EN's encounters in ICT and East Africa: 2010

Monday, November 15, 2010

Using yum behind a proxy

I was recently attempting to install a software on centos 5 and ran into an error with the yum install command as shown below:

Could not retrieve mirrorlist http://mirrorlist.centos.org/?release=5&arch=x86_64&repo=os error was [Errno 4] IOError: <urlopen error (111, 'Connection refused')>

Setting the http_proxy did not help matters. I found documentation on forums that suggested adding the line proxy_http=http://proxy:port in /etc/yum.conf. That still did not help. I finally came across a post on centos forums that suggested that the setting to be made in /etc/yum.conf is actually proxy=... and not http_proxy=...

Tuesday, September 14, 2010

Image Locations for Pentaho Reports 3.0

My experience with pentaho's report designer is that at design time, images used in the report can be at any arbitrary location. On publishing them to the XML format, each image used in the report design (.report file) is placed in the same directory as the output file but with a new name in the format - Report_staticImage[N].[ext]. N is a number from zero depending on the number of images while ext is the original file extension e.g png.

This behaviour is bound to cause trouble for someone using different locations for the development and production environment. Ideally, the production environment should be setup to reflect the local or vice versa but sometimes this is not possible. To get round this, the production path should be created on the development environment and the desired solution folder linked to the repository location.

For example, let the production path be /path/to/prod/pentaho-solutions/solution1. In this case, the solution1 is the directory containing .xaction files and report templates (.xml). Let the development path be /path/to/dev/pentaho-solutions. A link should be created from the duplicated/replicated production path to the actual repository location on the development environment.
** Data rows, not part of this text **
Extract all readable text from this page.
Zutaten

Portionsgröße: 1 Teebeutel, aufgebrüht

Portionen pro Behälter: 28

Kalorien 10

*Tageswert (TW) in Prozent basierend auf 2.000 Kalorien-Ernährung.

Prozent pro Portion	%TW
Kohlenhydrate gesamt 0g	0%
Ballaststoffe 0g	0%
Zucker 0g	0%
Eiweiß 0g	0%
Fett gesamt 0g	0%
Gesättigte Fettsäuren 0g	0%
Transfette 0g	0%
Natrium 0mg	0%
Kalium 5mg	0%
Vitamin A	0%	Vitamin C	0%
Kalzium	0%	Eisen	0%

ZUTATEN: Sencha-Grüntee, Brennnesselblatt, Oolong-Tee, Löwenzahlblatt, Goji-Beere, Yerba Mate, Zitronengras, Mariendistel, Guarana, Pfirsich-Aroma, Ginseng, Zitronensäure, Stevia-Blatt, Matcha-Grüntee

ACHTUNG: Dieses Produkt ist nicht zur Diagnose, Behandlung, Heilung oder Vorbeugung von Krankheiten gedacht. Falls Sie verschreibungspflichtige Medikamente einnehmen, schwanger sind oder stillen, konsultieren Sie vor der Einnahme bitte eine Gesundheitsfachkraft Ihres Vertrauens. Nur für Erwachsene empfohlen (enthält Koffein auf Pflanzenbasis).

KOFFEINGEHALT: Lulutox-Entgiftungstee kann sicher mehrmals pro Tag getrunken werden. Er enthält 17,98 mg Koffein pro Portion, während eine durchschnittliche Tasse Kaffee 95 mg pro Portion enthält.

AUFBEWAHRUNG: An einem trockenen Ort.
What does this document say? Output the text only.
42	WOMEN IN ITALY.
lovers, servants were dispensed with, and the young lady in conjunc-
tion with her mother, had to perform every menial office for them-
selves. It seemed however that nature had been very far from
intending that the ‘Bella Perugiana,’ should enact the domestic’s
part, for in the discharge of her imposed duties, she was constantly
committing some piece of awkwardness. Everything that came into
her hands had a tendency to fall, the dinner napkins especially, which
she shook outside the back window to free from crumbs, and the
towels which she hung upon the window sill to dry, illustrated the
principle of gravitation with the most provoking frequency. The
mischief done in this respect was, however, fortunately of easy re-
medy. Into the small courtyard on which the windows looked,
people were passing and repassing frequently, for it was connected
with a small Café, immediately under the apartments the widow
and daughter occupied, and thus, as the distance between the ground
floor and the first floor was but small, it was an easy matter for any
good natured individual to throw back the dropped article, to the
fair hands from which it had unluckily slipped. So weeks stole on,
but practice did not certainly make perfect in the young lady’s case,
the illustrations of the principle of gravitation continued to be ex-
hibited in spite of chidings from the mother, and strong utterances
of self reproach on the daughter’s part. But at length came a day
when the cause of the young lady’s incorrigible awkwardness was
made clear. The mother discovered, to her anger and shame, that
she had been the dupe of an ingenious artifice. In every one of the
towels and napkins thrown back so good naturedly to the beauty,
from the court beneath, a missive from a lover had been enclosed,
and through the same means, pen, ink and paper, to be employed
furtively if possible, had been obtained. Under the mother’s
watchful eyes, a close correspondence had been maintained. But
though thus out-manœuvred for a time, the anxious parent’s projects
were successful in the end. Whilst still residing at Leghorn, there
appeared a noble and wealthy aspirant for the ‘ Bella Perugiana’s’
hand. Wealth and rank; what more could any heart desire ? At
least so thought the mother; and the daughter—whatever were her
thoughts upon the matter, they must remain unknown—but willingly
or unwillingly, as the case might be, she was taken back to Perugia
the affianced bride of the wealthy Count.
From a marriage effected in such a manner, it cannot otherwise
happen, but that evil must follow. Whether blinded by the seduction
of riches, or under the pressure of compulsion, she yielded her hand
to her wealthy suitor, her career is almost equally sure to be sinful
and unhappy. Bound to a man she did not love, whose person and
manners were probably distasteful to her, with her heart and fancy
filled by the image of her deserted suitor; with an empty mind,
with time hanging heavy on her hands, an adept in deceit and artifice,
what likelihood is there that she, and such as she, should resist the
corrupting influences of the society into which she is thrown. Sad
This means that the report designer and pentaho design studio on development will manipulate the files in /path/to/prod/pentaho-solutions/solution1, resulting in paths that will match the production environment on deployment. The local pentaho server, which in my case knows the repository location as /path/to/dev/pentaho-solutions, can access the solution directory as a link - /path/to/dev/pentaho-solutions/soft-link-to-solution1.

Sunday, September 5, 2010

Katiba-Info Issues

Please report your issue (bug, error, feature request) as a comment on this blog post and I will endevour to create a separate blog post where a more detailed discussion can be held and updates posted. You may want to browse through the list of issues first before adding a comment. Thank you for the feedback.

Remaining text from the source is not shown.